The effectiveness of the unalloyed zirconium barrier liners in resisting the deleterious stress corrosion cracking phenomenon due to the interaction between the fuel pellets and the container in the presence of a corrosive environment of irradiation products, is achieved by mitigating the physical stress and stress corrosion crack propagation susceptibility of the zirconium barrier layer. Effective unalloyed zirconium metal barrier linings for nuclear fuel elements comprising fuel pellets enclosed within a container are disclosed in U.S. Pat. No. 4,200,492 and U.S. Pat. No. 4,372,817.

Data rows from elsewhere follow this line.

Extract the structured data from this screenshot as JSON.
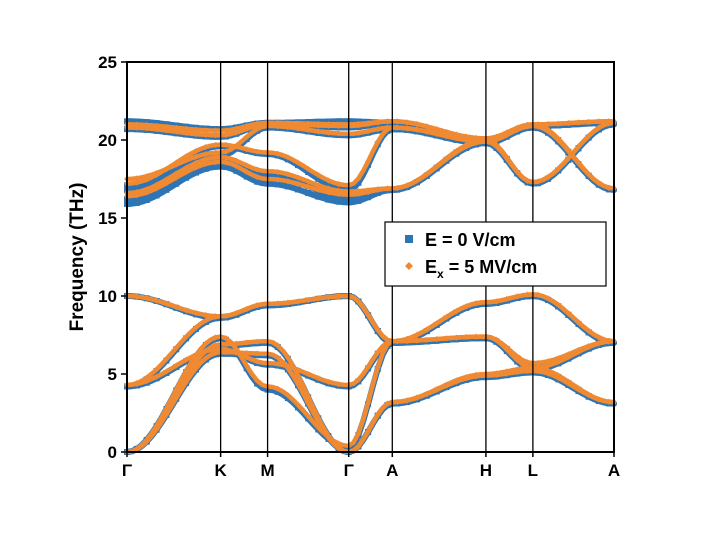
{
  "chart_data": {
    "type": "line",
    "title": "",
    "xlabel": "",
    "ylabel": "Frequency (THz)",
    "ylim": [
      0,
      25
    ],
    "y_ticks": [
      "0",
      "5",
      "10",
      "15",
      "20",
      "25"
    ],
    "y_tick_values": [
      0,
      5,
      10,
      15,
      20,
      25
    ],
    "k_path": [
      "Γ",
      "K",
      "M",
      "Γ",
      "A",
      "H",
      "L",
      "A"
    ],
    "k_positions": [
      0,
      0.666,
      1.0,
      1.577,
      1.887,
      2.553,
      2.887,
      3.464
    ],
    "legend": {
      "placement": "middle-right",
      "entries": [
        {
          "label": "E = 0 V/cm",
          "series": "e0"
        },
        {
          "label_main": "E",
          "label_sub": "x",
          "label_rest": " = 5 MV/cm",
          "series": "ex"
        }
      ]
    },
    "series": [
      {
        "name": "E = 0 V/cm",
        "key": "e0",
        "color": "#2E75B6",
        "marker": "square",
        "bands": [
          [
            [
              0,
              0
            ],
            [
              0.666,
              6.3
            ],
            [
              1.0,
              6.2
            ],
            [
              1.577,
              0
            ],
            [
              1.887,
              3.1
            ],
            [
              2.553,
              4.8
            ],
            [
              2.887,
              5.1
            ],
            [
              3.464,
              3.1
            ]
          ],
          [
            [
              0,
              0
            ],
            [
              0.666,
              6.8
            ],
            [
              1.0,
              7.0
            ],
            [
              1.577,
              0
            ],
            [
              1.887,
              3.1
            ],
            [
              2.553,
              4.9
            ],
            [
              2.887,
              5.3
            ],
            [
              3.464,
              3.1
            ]
          ],
          [
            [
              0,
              0
            ],
            [
              0.666,
              7.3
            ],
            [
              1.0,
              4.0
            ],
            [
              1.577,
              0.3
            ],
            [
              1.887,
              7.0
            ],
            [
              2.553,
              7.3
            ],
            [
              2.887,
              5.3
            ],
            [
              3.464,
              7.0
            ]
          ],
          [
            [
              0,
              4.2
            ],
            [
              0.666,
              6.5
            ],
            [
              1.0,
              5.6
            ],
            [
              1.577,
              4.2
            ],
            [
              1.887,
              7.0
            ],
            [
              2.553,
              7.3
            ],
            [
              2.887,
              5.6
            ],
            [
              3.464,
              7.0
            ]
          ],
          [
            [
              0,
              4.2
            ],
            [
              0.666,
              8.6
            ],
            [
              1.0,
              9.4
            ],
            [
              1.577,
              10.0
            ],
            [
              1.887,
              7.0
            ],
            [
              2.553,
              9.5
            ],
            [
              2.887,
              10.0
            ],
            [
              3.464,
              7.0
            ]
          ],
          [
            [
              0,
              10.0
            ],
            [
              0.666,
              8.6
            ],
            [
              1.0,
              9.4
            ],
            [
              1.577,
              10.0
            ],
            [
              1.887,
              7.0
            ],
            [
              2.553,
              9.5
            ],
            [
              2.887,
              10.0
            ],
            [
              3.464,
              7.0
            ]
          ],
          [
            [
              0,
              15.9
            ],
            [
              0.666,
              18.3
            ],
            [
              1.0,
              17.2
            ],
            [
              1.577,
              16.0
            ],
            [
              1.887,
              16.8
            ],
            [
              2.553,
              19.8
            ],
            [
              2.887,
              20.8
            ],
            [
              3.464,
              16.8
            ]
          ],
          [
            [
              0,
              16.2
            ],
            [
              0.666,
              18.6
            ],
            [
              1.0,
              17.8
            ],
            [
              1.577,
              16.3
            ],
            [
              1.887,
              16.8
            ],
            [
              2.553,
              19.9
            ],
            [
              2.887,
              20.9
            ],
            [
              3.464,
              16.8
            ]
          ],
          [
            [
              0,
              16.8
            ],
            [
              0.666,
              19.6
            ],
            [
              1.0,
              19.1
            ],
            [
              1.577,
              16.8
            ],
            [
              1.887,
              20.7
            ],
            [
              2.553,
              19.9
            ],
            [
              2.887,
              17.2
            ],
            [
              3.464,
              21.0
            ]
          ],
          [
            [
              0,
              17.1
            ],
            [
              0.666,
              19.0
            ],
            [
              1.0,
              20.8
            ],
            [
              1.577,
              20.3
            ],
            [
              1.887,
              20.7
            ],
            [
              2.553,
              19.8
            ],
            [
              2.887,
              17.2
            ],
            [
              3.464,
              21.0
            ]
          ],
          [
            [
              0,
              20.7
            ],
            [
              0.666,
              20.2
            ],
            [
              1.0,
              21.0
            ],
            [
              1.577,
              20.8
            ],
            [
              1.887,
              21.1
            ],
            [
              2.553,
              20.0
            ],
            [
              2.887,
              20.9
            ],
            [
              3.464,
              21.1
            ]
          ],
          [
            [
              0,
              21.2
            ],
            [
              0.666,
              20.7
            ],
            [
              1.0,
              21.1
            ],
            [
              1.577,
              21.2
            ],
            [
              1.887,
              21.1
            ],
            [
              2.553,
              20.0
            ],
            [
              2.887,
              20.9
            ],
            [
              3.464,
              21.1
            ]
          ]
        ]
      },
      {
        "name": "Ex = 5 MV/cm",
        "key": "ex",
        "color": "#F08A32",
        "marker": "diamond",
        "bands": [
          [
            [
              0,
              0
            ],
            [
              0.666,
              6.4
            ],
            [
              1.0,
              6.3
            ],
            [
              1.577,
              0
            ],
            [
              1.887,
              3.2
            ],
            [
              2.553,
              4.9
            ],
            [
              2.887,
              5.2
            ],
            [
              3.464,
              3.2
            ]
          ],
          [
            [
              0,
              0
            ],
            [
              0.666,
              6.9
            ],
            [
              1.0,
              7.1
            ],
            [
              1.577,
              0
            ],
            [
              1.887,
              3.2
            ],
            [
              2.553,
              5.0
            ],
            [
              2.887,
              5.4
            ],
            [
              3.464,
              3.2
            ]
          ],
          [
            [
              0,
              0
            ],
            [
              0.666,
              7.4
            ],
            [
              1.0,
              4.2
            ],
            [
              1.577,
              0.4
            ],
            [
              1.887,
              7.1
            ],
            [
              2.553,
              7.4
            ],
            [
              2.887,
              5.4
            ],
            [
              3.464,
              7.1
            ]
          ],
          [
            [
              0,
              4.3
            ],
            [
              0.666,
              6.6
            ],
            [
              1.0,
              5.7
            ],
            [
              1.577,
              4.3
            ],
            [
              1.887,
              7.1
            ],
            [
              2.553,
              7.4
            ],
            [
              2.887,
              5.7
            ],
            [
              3.464,
              7.1
            ]
          ],
          [
            [
              0,
              4.3
            ],
            [
              0.666,
              8.7
            ],
            [
              1.0,
              9.5
            ],
            [
              1.577,
              10.0
            ],
            [
              1.887,
              7.1
            ],
            [
              2.553,
              9.6
            ],
            [
              2.887,
              10.1
            ],
            [
              3.464,
              7.1
            ]
          ],
          [
            [
              0,
              10.0
            ],
            [
              0.666,
              8.7
            ],
            [
              1.0,
              9.5
            ],
            [
              1.577,
              10.0
            ],
            [
              1.887,
              7.1
            ],
            [
              2.553,
              9.6
            ],
            [
              2.887,
              10.1
            ],
            [
              3.464,
              7.1
            ]
          ],
          [
            [
              0,
              16.4
            ],
            [
              0.666,
              18.6
            ],
            [
              1.0,
              17.5
            ],
            [
              1.577,
              16.5
            ],
            [
              1.887,
              16.9
            ],
            [
              2.553,
              19.9
            ],
            [
              2.887,
              20.9
            ],
            [
              3.464,
              16.9
            ]
          ],
          [
            [
              0,
              16.6
            ],
            [
              0.666,
              18.9
            ],
            [
              1.0,
              18.0
            ],
            [
              1.577,
              16.7
            ],
            [
              1.887,
              16.9
            ],
            [
              2.553,
              20.0
            ],
            [
              2.887,
              21.0
            ],
            [
              3.464,
              16.9
            ]
          ],
          [
            [
              0,
              17.2
            ],
            [
              0.666,
              19.7
            ],
            [
              1.0,
              19.2
            ],
            [
              1.577,
              17.1
            ],
            [
              1.887,
              20.8
            ],
            [
              2.553,
              20.0
            ],
            [
              2.887,
              17.3
            ],
            [
              3.464,
              21.1
            ]
          ],
          [
            [
              0,
              17.5
            ],
            [
              0.666,
              19.2
            ],
            [
              1.0,
              20.9
            ],
            [
              1.577,
              20.4
            ],
            [
              1.887,
              20.8
            ],
            [
              2.553,
              19.9
            ],
            [
              2.887,
              17.3
            ],
            [
              3.464,
              21.1
            ]
          ],
          [
            [
              0,
              20.8
            ],
            [
              0.666,
              20.3
            ],
            [
              1.0,
              21.0
            ],
            [
              1.577,
              20.9
            ],
            [
              1.887,
              21.2
            ],
            [
              2.553,
              20.1
            ],
            [
              2.887,
              21.0
            ],
            [
              3.464,
              21.2
            ]
          ],
          [
            [
              0,
              21.0
            ],
            [
              0.666,
              20.6
            ],
            [
              1.0,
              21.1
            ],
            [
              1.577,
              21.0
            ],
            [
              1.887,
              21.2
            ],
            [
              2.553,
              20.1
            ],
            [
              2.887,
              21.0
            ],
            [
              3.464,
              21.2
            ]
          ]
        ]
      }
    ]
  }
}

Another approach to this problem of stress corrosion cracking as a cause of failure of fuel elements when subjected to frequent and drastic power increase has been to modify the physical properties of the uranium oxide fuel with the inclusion of additives. For example, aluminum silicates, derived from clays, when dispersed throughout the uranium oxide in amounts as low as a few tenths of one percent, have been demonstrated to be effective in increasing the plasticity of fuel pellets composed thereof, whereby the thermal expansion induced physical stress attributable to the fuel pellets is reduced. The aluminum silicate may also play a role in reducing the effectiveness and availability of the chemically aggressive fission products which promote stress corrosion cracking of the cladding tubes.
Aluminum silicate additives blended with uranium oxide have been found to be effective in eliminating or mitigating two of the three conditions which must be simultaneously present to produce stress corrosion failures in the metal of a fuel container. An aluminum silicate additive substantially increases the creep rate of fuel pellets comprising oxides of uranium and thereby reduces the stress imposed on the container due to thermal expansion of the fuel material. The enhanced plastic deformation and deformation rates attributable to this additive enables the modified fuel to flow into its own void volume or other free space in the fuel rod within the interior of the fuel container, and thereby reduce the stress applied to the cladding. Thus high localized stresses are mitigated by increased distribution of their forces.
Moreover, the aluminum silicate introduced into the fuel material reacts with fission products produced during irradiation.